If you know anything about governance and structures, you will understand the colossal mistake Nigerians made in moving from the clueless (Jonathan) to the doubly clueless and inept (Buhari). You do not move from the frying pan to the fire. Indeed, the real tragedy of the abdication of responsibility by Nigerian thinkers is in creating. and obsessing about a binary between the PDP and the APC. ‪Nigerian intellectuals must reflect on the value of a political system that has since 1999, thrown up such spectacular levels of incompetence and buffoonery. The difference among the administrations has been in degrees of buffoonery and incompetence.

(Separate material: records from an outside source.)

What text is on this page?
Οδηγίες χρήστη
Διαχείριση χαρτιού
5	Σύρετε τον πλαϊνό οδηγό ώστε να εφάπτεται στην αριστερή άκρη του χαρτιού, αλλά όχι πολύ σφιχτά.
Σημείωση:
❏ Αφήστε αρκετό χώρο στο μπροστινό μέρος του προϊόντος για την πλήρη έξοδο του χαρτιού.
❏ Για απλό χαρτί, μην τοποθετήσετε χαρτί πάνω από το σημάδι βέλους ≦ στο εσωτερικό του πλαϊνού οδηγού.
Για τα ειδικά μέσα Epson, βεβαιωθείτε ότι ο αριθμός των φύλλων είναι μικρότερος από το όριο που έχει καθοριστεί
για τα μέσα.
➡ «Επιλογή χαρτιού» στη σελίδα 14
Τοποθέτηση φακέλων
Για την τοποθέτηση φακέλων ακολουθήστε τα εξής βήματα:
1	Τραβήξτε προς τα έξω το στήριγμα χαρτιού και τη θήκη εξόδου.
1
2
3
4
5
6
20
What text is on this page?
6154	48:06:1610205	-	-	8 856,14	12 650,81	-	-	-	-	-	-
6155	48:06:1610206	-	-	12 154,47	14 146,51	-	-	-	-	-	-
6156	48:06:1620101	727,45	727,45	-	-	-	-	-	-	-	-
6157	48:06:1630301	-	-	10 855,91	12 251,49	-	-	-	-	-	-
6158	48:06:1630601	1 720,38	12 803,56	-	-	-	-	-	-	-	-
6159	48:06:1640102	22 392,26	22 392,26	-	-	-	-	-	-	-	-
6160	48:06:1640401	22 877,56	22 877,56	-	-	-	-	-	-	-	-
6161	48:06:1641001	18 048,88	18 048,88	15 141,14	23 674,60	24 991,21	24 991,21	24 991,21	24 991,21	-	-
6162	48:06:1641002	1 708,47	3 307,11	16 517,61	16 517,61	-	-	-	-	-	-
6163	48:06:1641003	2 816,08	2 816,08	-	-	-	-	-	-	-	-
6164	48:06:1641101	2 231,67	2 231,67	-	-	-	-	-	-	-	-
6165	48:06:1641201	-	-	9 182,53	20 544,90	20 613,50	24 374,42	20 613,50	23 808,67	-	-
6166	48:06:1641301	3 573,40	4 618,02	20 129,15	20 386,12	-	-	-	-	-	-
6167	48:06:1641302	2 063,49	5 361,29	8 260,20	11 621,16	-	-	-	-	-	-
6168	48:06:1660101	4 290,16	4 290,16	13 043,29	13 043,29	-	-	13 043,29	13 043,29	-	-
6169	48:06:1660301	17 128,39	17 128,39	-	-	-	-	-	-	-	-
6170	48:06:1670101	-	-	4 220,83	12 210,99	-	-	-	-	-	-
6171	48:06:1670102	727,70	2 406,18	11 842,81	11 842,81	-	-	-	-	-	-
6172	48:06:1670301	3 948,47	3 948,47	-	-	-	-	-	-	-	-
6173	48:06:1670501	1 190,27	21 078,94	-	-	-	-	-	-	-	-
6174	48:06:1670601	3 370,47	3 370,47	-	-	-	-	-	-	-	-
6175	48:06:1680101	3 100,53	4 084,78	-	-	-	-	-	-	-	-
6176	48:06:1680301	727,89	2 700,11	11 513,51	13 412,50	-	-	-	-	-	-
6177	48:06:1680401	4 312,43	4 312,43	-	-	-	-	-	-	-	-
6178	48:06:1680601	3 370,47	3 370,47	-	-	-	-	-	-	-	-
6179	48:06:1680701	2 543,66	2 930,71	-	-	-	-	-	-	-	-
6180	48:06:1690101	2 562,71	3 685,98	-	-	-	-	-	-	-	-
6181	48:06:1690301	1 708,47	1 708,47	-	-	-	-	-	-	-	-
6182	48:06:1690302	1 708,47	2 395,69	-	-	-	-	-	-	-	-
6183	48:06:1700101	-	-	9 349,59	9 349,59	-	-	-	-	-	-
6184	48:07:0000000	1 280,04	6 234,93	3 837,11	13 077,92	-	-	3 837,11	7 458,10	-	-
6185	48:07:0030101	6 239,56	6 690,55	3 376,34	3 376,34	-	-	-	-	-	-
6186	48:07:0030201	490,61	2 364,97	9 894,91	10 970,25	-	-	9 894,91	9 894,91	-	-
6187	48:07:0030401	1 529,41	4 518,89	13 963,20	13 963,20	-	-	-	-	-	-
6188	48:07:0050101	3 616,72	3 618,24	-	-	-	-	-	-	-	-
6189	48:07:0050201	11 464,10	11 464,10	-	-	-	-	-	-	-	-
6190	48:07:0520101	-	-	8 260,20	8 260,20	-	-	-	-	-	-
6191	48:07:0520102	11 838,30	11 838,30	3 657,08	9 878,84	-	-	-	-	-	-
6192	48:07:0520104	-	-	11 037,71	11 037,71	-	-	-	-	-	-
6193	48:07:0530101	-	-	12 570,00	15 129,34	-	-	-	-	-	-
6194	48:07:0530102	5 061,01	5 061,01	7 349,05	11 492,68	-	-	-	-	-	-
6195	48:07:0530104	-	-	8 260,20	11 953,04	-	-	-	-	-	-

Buhari is mere proxy for our huge problem. Is this “democracy” serving us? I would say, no. What are our options? The thinkers and doers that fought hard for the actualization of democracy and amended power in 1999 have basically loitered around the corridors of power enriching themselves and doing little else. We have had almost two decades to figure this thing out. Instead our star thinkers and writers have become a conservative bastion of rent-seekers, telling tall tales for profit.

In that respect, I think these young people, most of them poorly educated and served by my generation and older see Soyinka as a convenient proxy for all of us who say the right things but do all the wrong things, they see us as the leaders of Animal Farm; we have raised all our kids and loved ones abroad in good schools and family friendly environment s with loot that really belongs to the ones we now berate as uneducated and emotionally intelligent.

This we know: There is a rank failure of leadership all around. It is quite possible that the elections of 2015 were not decided by the stirring prose of intellectuals that hectored people into dumping Goodluck Jonathan in favor of Muhammadu Buhari. But we must interrogate the mindset, the hypocrisy, and yes, the corruption that made them abdicate their once sacred role as the voices of the voiceless.

By the way, Soyinka has since responded to the situation in Nigeria with this piece. Happy New Year to all of you. This is really an essay in progress. I will hawk it to the New York Times. You know you are not an African thinker until you have written for one of these oyinbo rags. That is my only goal for the new year. What is yours?